Hello,
I’ve implemented bitonic sort algorithm using concrete and have been trying to optimize it. However, it takes a long time as the array size increases, particularly with larger input ranges.
# Helper function to compare and swap two elements
def compare_and_swap(a, b, direction):
c = (a > b) if direction == 1 else (a < b)
a_new = c * b + (1 - c) * a
b_new = c * a + (1 - c) * b
return a_new, b_new
# Helper function to perform the bitonic merge
def bitonic_merge(arr, low, cnt, direction):
if cnt > 1:
k = cnt // 2
for i in range(low, low + k):
arr[i], arr[i + k] = compare_and_swap(arr[i], arr[i + k], direction)
bitonic_merge(arr, low, k, direction)
bitonic_merge(arr, low + k, k, direction)
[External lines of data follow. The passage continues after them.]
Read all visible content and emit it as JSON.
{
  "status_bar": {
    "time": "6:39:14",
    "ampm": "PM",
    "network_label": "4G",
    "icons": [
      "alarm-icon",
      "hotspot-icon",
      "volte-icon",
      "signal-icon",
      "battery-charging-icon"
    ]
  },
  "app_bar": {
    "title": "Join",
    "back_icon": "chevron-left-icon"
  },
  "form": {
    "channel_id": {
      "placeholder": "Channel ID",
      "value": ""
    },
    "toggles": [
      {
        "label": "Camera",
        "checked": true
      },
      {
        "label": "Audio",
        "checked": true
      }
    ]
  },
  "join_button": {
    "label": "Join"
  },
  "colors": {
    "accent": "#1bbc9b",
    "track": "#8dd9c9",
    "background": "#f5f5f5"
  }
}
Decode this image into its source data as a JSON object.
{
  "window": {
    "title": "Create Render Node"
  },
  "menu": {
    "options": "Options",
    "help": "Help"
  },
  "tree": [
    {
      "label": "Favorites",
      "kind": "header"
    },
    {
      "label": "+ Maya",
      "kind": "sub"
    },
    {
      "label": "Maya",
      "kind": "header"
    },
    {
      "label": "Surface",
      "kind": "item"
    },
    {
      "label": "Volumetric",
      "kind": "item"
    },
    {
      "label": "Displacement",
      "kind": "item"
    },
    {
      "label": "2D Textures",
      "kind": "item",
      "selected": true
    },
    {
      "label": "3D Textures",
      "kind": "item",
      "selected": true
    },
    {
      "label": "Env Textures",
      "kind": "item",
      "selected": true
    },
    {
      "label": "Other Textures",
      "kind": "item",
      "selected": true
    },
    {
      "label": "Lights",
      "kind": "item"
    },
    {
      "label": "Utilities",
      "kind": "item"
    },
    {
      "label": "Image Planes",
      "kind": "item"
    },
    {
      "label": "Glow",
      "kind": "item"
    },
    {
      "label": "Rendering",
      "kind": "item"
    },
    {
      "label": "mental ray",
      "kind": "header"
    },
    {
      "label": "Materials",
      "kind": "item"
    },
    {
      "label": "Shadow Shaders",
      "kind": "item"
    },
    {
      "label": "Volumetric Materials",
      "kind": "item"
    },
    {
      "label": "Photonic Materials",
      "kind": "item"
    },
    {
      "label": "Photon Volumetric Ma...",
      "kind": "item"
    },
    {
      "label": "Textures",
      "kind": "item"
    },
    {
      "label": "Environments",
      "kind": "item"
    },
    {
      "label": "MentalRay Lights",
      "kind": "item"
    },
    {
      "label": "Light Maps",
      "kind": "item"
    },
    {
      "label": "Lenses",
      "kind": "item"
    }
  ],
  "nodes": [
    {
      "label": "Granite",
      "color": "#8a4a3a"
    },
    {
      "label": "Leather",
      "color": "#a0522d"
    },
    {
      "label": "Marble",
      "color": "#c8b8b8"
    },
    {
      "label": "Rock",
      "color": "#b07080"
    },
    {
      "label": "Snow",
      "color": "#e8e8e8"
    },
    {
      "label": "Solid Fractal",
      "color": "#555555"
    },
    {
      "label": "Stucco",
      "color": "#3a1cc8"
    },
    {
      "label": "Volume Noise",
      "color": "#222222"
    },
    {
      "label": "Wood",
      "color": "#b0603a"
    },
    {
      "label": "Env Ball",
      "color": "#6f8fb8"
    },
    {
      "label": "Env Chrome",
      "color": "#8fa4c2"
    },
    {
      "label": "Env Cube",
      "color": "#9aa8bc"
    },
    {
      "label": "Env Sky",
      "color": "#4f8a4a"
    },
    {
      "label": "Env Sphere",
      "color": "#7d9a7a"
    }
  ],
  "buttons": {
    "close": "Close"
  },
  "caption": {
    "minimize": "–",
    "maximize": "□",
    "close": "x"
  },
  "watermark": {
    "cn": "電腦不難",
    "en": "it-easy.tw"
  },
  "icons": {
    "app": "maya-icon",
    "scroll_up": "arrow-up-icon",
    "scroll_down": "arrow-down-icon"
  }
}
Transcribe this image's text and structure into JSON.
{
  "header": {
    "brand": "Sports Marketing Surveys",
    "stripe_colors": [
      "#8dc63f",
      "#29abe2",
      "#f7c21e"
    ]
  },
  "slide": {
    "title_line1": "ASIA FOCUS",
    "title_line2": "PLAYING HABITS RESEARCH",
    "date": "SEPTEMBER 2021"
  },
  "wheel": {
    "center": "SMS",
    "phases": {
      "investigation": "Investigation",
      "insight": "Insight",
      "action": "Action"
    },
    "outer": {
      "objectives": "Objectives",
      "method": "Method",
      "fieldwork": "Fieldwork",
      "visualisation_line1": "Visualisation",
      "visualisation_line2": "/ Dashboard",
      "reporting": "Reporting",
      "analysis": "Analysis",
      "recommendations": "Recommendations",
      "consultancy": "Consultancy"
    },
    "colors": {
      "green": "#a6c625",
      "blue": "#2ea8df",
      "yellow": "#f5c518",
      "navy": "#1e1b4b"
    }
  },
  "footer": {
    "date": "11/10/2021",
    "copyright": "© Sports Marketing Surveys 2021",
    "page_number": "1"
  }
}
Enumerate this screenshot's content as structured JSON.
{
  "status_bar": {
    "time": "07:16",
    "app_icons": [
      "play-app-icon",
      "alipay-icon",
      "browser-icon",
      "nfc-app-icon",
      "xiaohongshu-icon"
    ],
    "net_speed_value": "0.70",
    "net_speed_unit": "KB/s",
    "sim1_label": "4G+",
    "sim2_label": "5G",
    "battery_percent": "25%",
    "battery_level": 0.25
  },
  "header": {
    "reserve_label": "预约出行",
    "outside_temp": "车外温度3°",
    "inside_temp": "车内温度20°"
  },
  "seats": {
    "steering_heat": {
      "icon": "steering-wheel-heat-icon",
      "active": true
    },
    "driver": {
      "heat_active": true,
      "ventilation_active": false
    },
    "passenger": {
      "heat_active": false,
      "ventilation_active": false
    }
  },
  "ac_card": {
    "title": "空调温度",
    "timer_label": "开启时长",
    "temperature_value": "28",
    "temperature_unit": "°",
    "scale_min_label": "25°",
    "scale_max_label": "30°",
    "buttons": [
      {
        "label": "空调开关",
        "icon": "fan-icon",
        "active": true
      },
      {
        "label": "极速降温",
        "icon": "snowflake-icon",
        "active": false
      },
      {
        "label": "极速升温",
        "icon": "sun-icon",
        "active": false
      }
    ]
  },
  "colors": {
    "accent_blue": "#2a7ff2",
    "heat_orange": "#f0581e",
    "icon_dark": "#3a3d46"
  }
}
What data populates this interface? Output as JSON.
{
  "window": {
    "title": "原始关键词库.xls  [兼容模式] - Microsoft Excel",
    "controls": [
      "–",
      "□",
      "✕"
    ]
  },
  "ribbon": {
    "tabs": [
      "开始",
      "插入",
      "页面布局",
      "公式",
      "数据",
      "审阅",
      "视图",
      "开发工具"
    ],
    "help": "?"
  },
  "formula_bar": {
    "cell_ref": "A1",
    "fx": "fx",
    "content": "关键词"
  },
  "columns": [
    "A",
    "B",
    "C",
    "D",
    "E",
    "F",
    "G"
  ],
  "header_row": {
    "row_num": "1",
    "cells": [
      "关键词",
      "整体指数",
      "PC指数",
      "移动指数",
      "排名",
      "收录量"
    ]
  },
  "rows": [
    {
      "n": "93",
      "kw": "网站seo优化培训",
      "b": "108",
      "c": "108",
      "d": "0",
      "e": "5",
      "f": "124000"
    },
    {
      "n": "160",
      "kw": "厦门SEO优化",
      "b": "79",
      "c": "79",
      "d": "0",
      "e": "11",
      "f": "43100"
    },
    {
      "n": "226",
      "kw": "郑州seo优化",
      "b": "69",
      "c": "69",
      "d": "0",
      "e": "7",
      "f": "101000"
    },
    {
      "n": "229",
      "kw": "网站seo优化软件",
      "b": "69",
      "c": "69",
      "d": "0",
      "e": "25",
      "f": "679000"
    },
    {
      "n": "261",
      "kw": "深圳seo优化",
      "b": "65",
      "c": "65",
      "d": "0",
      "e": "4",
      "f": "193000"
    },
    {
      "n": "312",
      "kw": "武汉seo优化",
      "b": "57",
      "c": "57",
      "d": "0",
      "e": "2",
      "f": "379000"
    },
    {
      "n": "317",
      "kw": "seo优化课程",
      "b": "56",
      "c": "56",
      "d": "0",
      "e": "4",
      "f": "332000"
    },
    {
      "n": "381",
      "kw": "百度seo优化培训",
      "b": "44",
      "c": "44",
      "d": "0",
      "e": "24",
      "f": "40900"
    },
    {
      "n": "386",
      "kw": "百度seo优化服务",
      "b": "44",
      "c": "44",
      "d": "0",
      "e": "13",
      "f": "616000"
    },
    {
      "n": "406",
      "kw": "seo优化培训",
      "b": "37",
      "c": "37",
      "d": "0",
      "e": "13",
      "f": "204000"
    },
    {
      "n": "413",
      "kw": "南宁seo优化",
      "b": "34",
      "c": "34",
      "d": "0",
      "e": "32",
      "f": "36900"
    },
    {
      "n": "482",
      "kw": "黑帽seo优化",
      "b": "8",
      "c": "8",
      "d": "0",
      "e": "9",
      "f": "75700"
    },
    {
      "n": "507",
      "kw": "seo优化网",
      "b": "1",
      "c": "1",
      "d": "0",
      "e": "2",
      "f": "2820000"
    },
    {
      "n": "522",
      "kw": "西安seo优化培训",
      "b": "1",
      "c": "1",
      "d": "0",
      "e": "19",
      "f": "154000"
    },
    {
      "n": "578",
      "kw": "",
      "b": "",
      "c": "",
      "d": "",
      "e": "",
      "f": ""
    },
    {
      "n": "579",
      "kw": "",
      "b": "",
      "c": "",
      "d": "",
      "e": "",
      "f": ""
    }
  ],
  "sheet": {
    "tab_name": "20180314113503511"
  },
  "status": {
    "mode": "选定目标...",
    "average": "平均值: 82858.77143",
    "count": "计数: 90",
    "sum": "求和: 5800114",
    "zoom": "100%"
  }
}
# Helper function to perform bitonic sort recursively
def bitonic_sort(arr, low, cnt, direction):
if cnt > 1:
k = cnt // 2
bitonic_sort(arr, low, k, 1) # Sort first half in ascending order
bitonic_sort(arr, low + k, k, 0) # Sort second half in descending order
bitonic_merge(arr, low, cnt, direction) # Merge both halves
return arr
@fhe.compiler({"array": "encrypted"})
def sort_array_bitonic(array):
array = bitonic_sort(array, 0, array.size, 1)
return array
I tried to replace compare_and_swap
logic with fhe.if_then_else() but I get this error
RuntimeError: A subgraph within the function you are trying to compile cannot be fused because of a node, which is marked explicitly as non-fusable
I also attempted to reduce multiplications using a community-suggested approach:
a_new = c * (b - a) + a
b_new = a + b - a_new
But this version actually increases the execution time.
I’ve been testing the algorithm with the following input set:
inputset = [np.random.randint(1, lrange, size=lsize) for _ in range(5)]
I’ve tried tweaking these parameters (e.g., changing the range or size), but unfortunately, this didn’t help improve performance or reduce compilation time.
Questions:
- Why does execution time increase when using the more efficient arithmetic logic (fewer multiplications)?
- Is there a recommended approach to make this work efficiently for arrays of length 32 or more?
I’ve attempted larger arrays, but the compilation either takes extremely long or never completes. - Would using a more powerful system (e.g., high-memory cloud instance or GPU-enabled environment) help get past the long compilation phase?
Or is the bottleneck more algorithmic or FHE-specific than hardware-related?